Key Takeaways
- Federal Reserve Chair Jerome Powell opened the door for the central bank to cut interest rates in September, but stopped short of indicating it’s a sure thing.
- With risks of a job market downturn rising, central bank policymakers “may warrant adjusting our policy stance,” Powell said in a major policy speech in Jackson Hole, Wyoming.
- The Fed has kept rates high to fight inflation, which is still rising further from the Fed’s goal of a 2% annual rate, but Powell said the risks to the job market may require the Fed to cut rates anyway.
Lower interest rates are looking a lot more likely, though still not a sure thing.

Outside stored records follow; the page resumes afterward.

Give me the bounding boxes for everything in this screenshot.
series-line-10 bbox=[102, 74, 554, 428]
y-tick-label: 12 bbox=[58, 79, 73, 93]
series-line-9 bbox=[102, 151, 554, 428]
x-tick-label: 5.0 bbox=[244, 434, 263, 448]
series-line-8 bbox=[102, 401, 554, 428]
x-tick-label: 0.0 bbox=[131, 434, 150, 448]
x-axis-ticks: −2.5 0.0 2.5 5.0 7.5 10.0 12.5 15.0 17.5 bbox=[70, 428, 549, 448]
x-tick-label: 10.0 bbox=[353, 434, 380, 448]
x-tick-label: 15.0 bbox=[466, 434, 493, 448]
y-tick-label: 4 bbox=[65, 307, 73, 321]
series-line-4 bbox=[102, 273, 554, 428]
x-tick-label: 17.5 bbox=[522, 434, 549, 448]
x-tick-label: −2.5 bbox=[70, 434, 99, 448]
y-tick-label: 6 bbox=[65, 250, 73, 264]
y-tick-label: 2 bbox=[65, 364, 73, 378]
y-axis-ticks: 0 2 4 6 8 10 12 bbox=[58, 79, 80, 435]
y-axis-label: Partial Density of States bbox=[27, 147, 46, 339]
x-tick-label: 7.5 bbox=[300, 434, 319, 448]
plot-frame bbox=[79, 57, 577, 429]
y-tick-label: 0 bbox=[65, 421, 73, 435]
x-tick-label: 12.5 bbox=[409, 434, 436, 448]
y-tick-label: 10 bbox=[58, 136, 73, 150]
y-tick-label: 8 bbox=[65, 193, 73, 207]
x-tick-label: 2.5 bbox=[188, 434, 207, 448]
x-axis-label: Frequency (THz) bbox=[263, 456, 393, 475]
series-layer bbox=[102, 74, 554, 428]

Federal Reserve Chair Jerome Powell said the central bank may cut the federal funds rate when its policy committee next meets in September. The growing risks of a serious job market downturn may require the Federal Reserve to change its current monetary policy, which has kept rates high to discourage borrowing and fight inflation, Powell said speaking in a major policy address at the Jackson Hole economic symposium Friday.
“With policy in restrictive territory, the baseline outlook and the shifting balance of risks may warrant adjusting our policy stance,” Powell said.
Powell’s highly anticipated speech focused on how President Donald Trump’s trade wars, especially his sweeping import taxes, are affecting the economy and setting back the Fed on both sides of its “dual mandate” to keep inflation low and employment high. Powell highlighted recent data showing employers are cutting back on hiring due to the tariffs, a trend that could easily sour into mass layoffs.
“Overall, while the labor market appears to be in balance, it is a curious kind of balance that results from a marked slowing in both the supply of and demand for workers,” Powell said. “This unusual situation suggests that downside risks to employment are rising. And if those risks materialize, they can do so quickly in the form of sharply higher layoffs and rising unemployment.”
At the same time, Powell noted the tariffs are pushing up prices. That could be a short-lived trend, but could also set off a bout of high inflation at a time when prices are still increasing faster than the Fed’s target of a 2% annual rate, Powell said.
“The upward pressure on prices from tariffs could spur a more lasting inflation dynamic, and that is a risk to be assessed and managed,” he said.
However, Powell said the weak job market made it unlikely that the tariffs would set off an inflation spiral in which workers kept demanding higher wages to keep up with increasing living costs, like what happened in the 1970s.
Powell acknowledged the difficulty the Fed faces in setting monetary policy at a time when its “dual mandate” is pulling it in opposite directions: high inflation typically requires the Fed to keep interest rates high, while a job market slowdown would push it to lower rates. The fed funds rate influences interest rates on all kinds of loans.
“In the near term, risks to inflation are tilted to the upside, and risks to employment to the downside—a challenging situation. When our goals are in tension like this, our framework calls for us to balance both sides of our dual mandate,” Powell said.
Financial markets interpreted Powell’s speech as opening the door to cutting interest rates in September. Investors were pricing in a 91.5% chance of a September rate cut after Powell’s speech, up from 75% the day before, according to the CME Group’s FedWatch tool, which forecasts rate movements based on fed funds futures trading data.
“Fed Chair Powell’s comments at Jackson Hole were more dovish than we and markets were expecting,” wrote Bank of America Securities analysts.
Update, Aug. 23, 2025: This article has been updated to include analyst comments.